À la demande du Président de la République Emmanuel Macron, et sous la conduite de la ministre chargée de la Ville, Nadia Hai, un recueil de 318 personnalités représentant la diversité de l’histoire de France a été remis au gouvernement au mois de mars 2021. Il est désormais en ligne sur le site du ministère: Portraits de France.

Le travail de “sélection” a été confié à un comité scientifique, présidé par l’historien Pascal Blanchard, spécialiste du “fait colonial” et des immigrations, et composé de sociologues, philosophes, historiens, responsables associatifs, journalistes, romanciers ou intellectuels. Les 18 membres ont réfléchi ensemble pour guider l’équipe de rédacteurs (historiens et sociologues) –sous la coordination d’Yvan Gastaut, historien de l’époque contemporaine (XIXe-XXIe siècles), spécialiste des questions migratoires et de la Méditerranée, maître de conférences à l’Université Côte d’Azur– et proposer une liste de personnalités issues de toutes les “diversités”, célèbres, oubliées ou méconnues, qui ont “choisi la France”, pour mieux représenter les visages de la République.

 

On croise des destins extraordinaires, des parcours en provenance de plus d’une centaine de pays ou régions du monde, notamment ultramarines ou de l’ex-empire colonial français.

 

Composé de notices biographiques à destination des élus, le recueil Portraits de France a vocation à permettre une plus grande reconnaissance de ces personnalités dans notre mémoire collective et notre espace public. Une prochaine liste composée de 115 personnalités contemporaines est déjà prévue, et sera remise à la ministre dans les prochaines semaines et diffusée dans un second temps. D’autres listes suivront... Récit et genèse d’un projet de valorisation de la recherche (plus de 2500 références ouvrages, articles, thèses, films, sites…) et de synthèse citoyenne pour une action qui s’inscrit sur le temps long.

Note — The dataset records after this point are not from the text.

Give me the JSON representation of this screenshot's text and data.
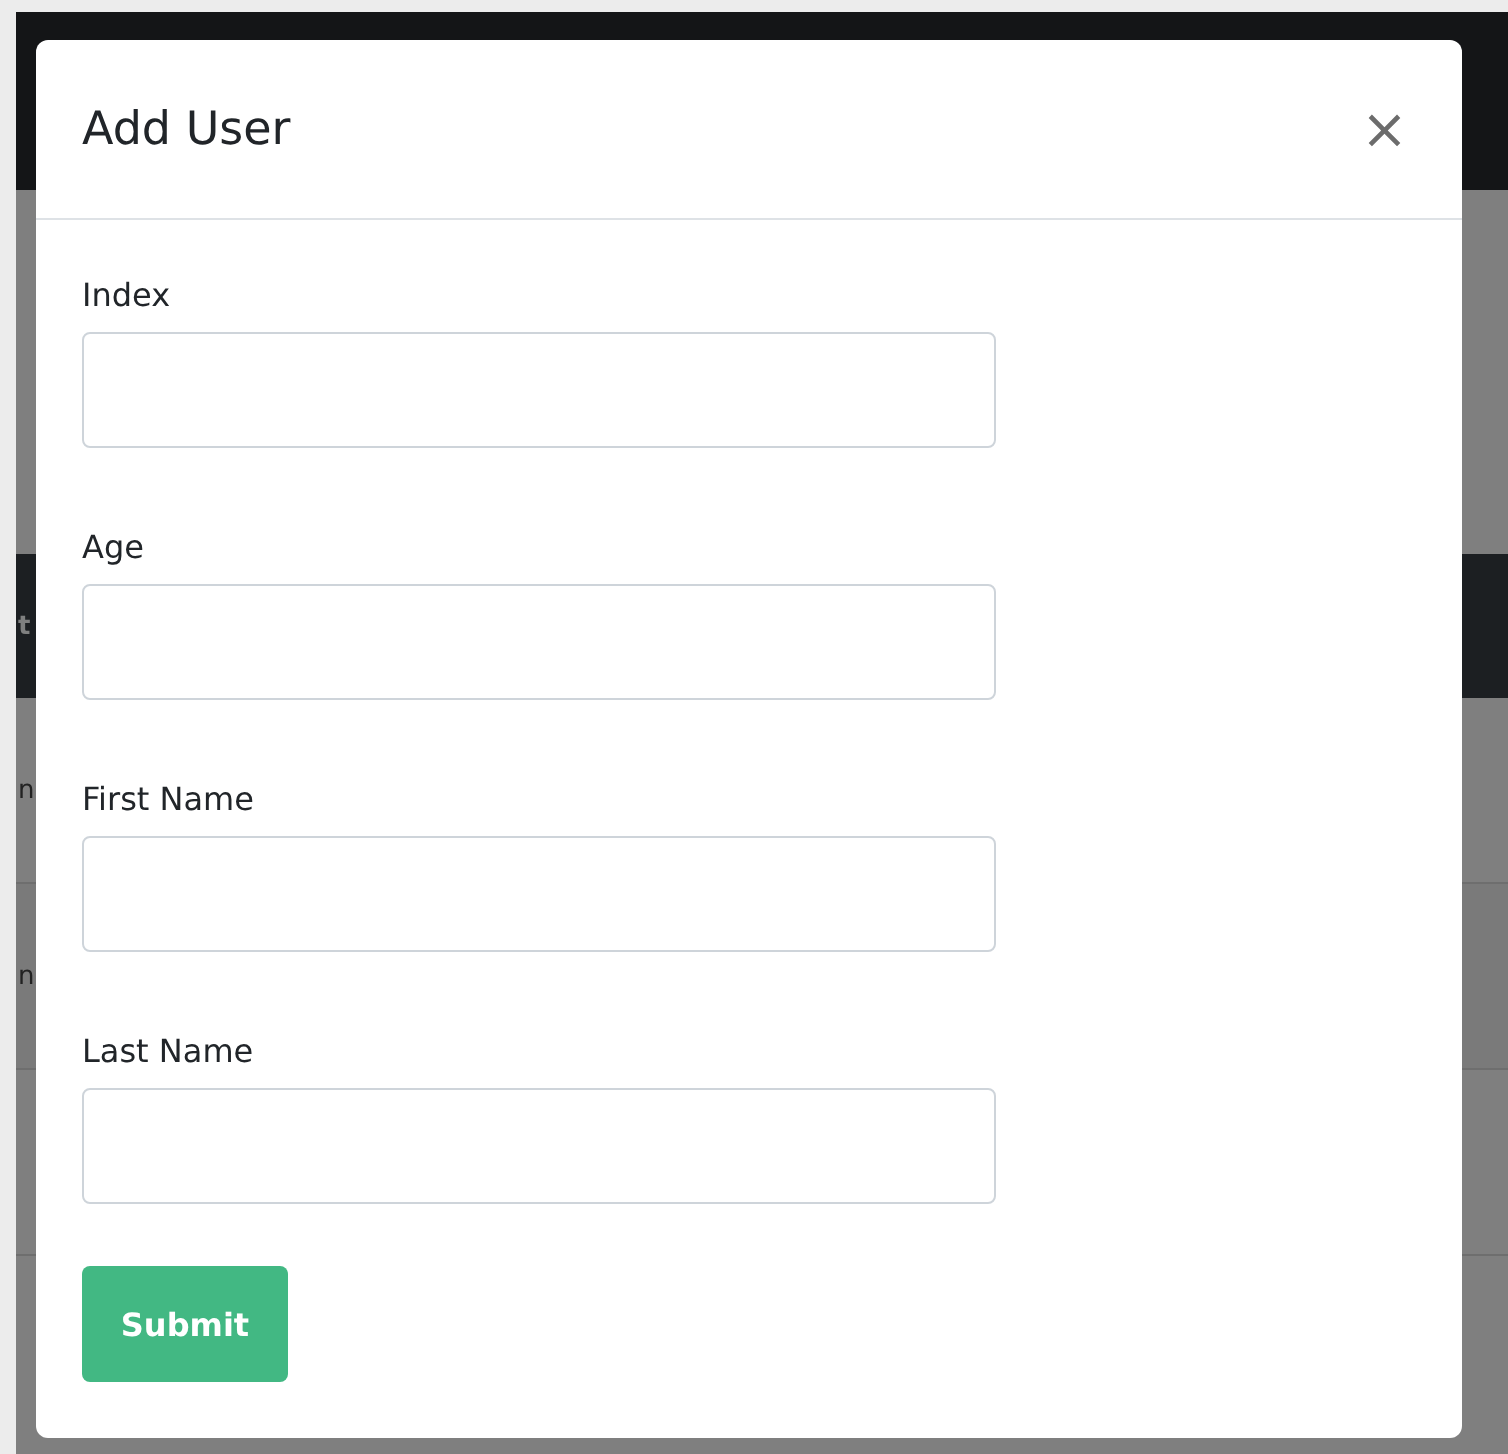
{
  "background": {
    "table_header": "t",
    "rows": [
      {
        "text": "n"
      },
      {
        "text": "n"
      }
    ]
  },
  "modal": {
    "title": "Add User",
    "close": "×",
    "fields": [
      {
        "label": "Index"
      },
      {
        "label": "Age"
      },
      {
        "label": "First Name"
      },
      {
        "label": "Last Name"
      }
    ],
    "submit": "Submit"
  }
}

Le nom des rues mais aussi des bâtiments officiels (écoles, lieux culturels, gymnases, stades) est le reflet de l’histoire. Pour qui prend la peine de regarder les plaques et de se renseigner sur ceux qui y figurent, on y trouve tout autant de l’histoire locale que nationale. Certains noms sont figés une fois pour toutes, quelques-uns disparaissent parfois et d’autres apparaissent. Mais dans ce patchwork de noms qui jalonne nos espaces publics, il y existe des manques. Une partie de ceux qui ont fait l’histoire de ce pays depuis deux siècles et qui ont des origines ou sont nés hors des frontières de l’Hexagone manquent à l’appel: trop peu de personnes dont le nom figure sur nos plaques de rues sont nées à l’étranger ou ont des parents issus des immigrations intra-européennes, sont nées ou ont des parents issus de l’ex-empire colonial ou de pays non européens, trop peu d’Ultramarins aussi.

Ainsi, les noms apposés dans l’espace public ne représentent pas toute l’histoire de France. Il est aujourd’hui nécessaire d’insuffler une part de féminisation des noms et une part de diversification des personnalités retenues pour rééquilibrer un paysage aussi monochrome. Les deux enjeux sont essentiels, et ils doivent être menés de manière parallèle afin de retoucher la photographie de la France, quelque peu restrictive et trompeuse. 

La genèse d’un recueil 

C’est dans cette dynamique que ce recueil Portraits de France est né. Il a été réalisé à partir d’un double souhait: celui du Président de la République Emmanuel Macron dans la perspective de son discours pour le 150e anniversaire de la IIIe République et celui de Nadia Hai, ministre déléguée auprès de la ministre de la Cohésion des territoires et des Relations avec les collectivités territoriales, chargée de la Ville, qui a souhaité initier ce projet à la fin de l’été 2020.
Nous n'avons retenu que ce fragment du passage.